Processing: testPositive.pb
d5 0f 0a 26 2f 67 75 69 64 2f
> Document
250: Fixed32, Unexpected field
14: Fixed32, Unexpected field
6: String, Unexpected field
6: Variant, Unexpected field
Unexpected end-group in source data; this usually means the source data is corru
pt
Here we can't see the offending data in the hex dump, but again: there initial fields look nothing like your data and the reader readily confirms that the data is corrupt.
Processing: trainNegative.pb
d1 09 0a 26 2f 67 75 69 64 2f
> Document
154: Fixed64, Unexpected field
7: Fixed64, Unexpected field
6: Variant, Unexpected field
6: Variant, Unexpected field
Unexpected end-group in source data; this usually means the source data is corru
pt
Same as above.
Processing: trainPositive.pb
cf 75 0a 26 2f 67 75 69 64 2f
> Document
1881: 7, Unexpected field
Invalid wire-type; this usually means you have over-written a file without trunc
ating or setting the length; see http://stackoverflow.com/q/2152978/23354
CF 75 is a two-byte varint with wire-type 7 (which is not defined in the specification).
Your data is well and truly garbage. Sorry.

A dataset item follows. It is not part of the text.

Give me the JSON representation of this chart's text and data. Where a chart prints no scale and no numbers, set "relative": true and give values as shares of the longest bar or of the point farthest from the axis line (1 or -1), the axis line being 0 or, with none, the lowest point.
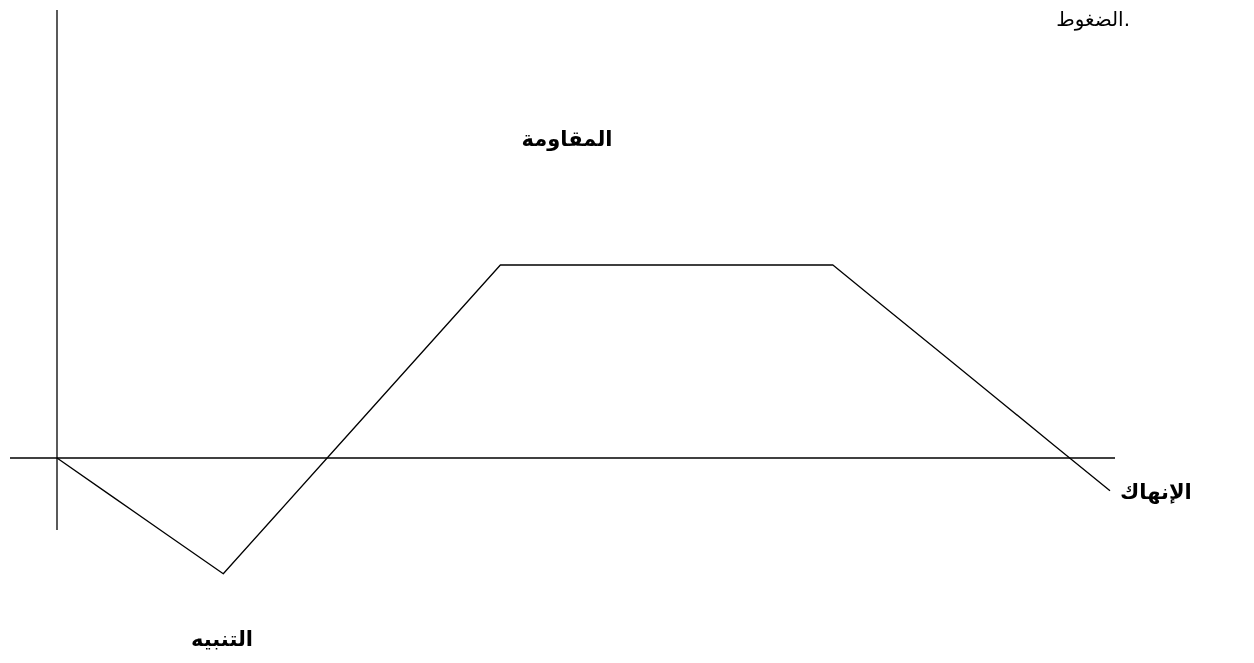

And with the bonus round of test-multiple.pb from comments (after gz decompression):
Processing: test-multiple.pb
dc 16 0a 26 2f 67 75 69 64 2f
> Document
Unexpected end-group in source data; this usually means the source data is corru
pt
This starts identically to testNegative.pb, and hence fails for exactly the same reason.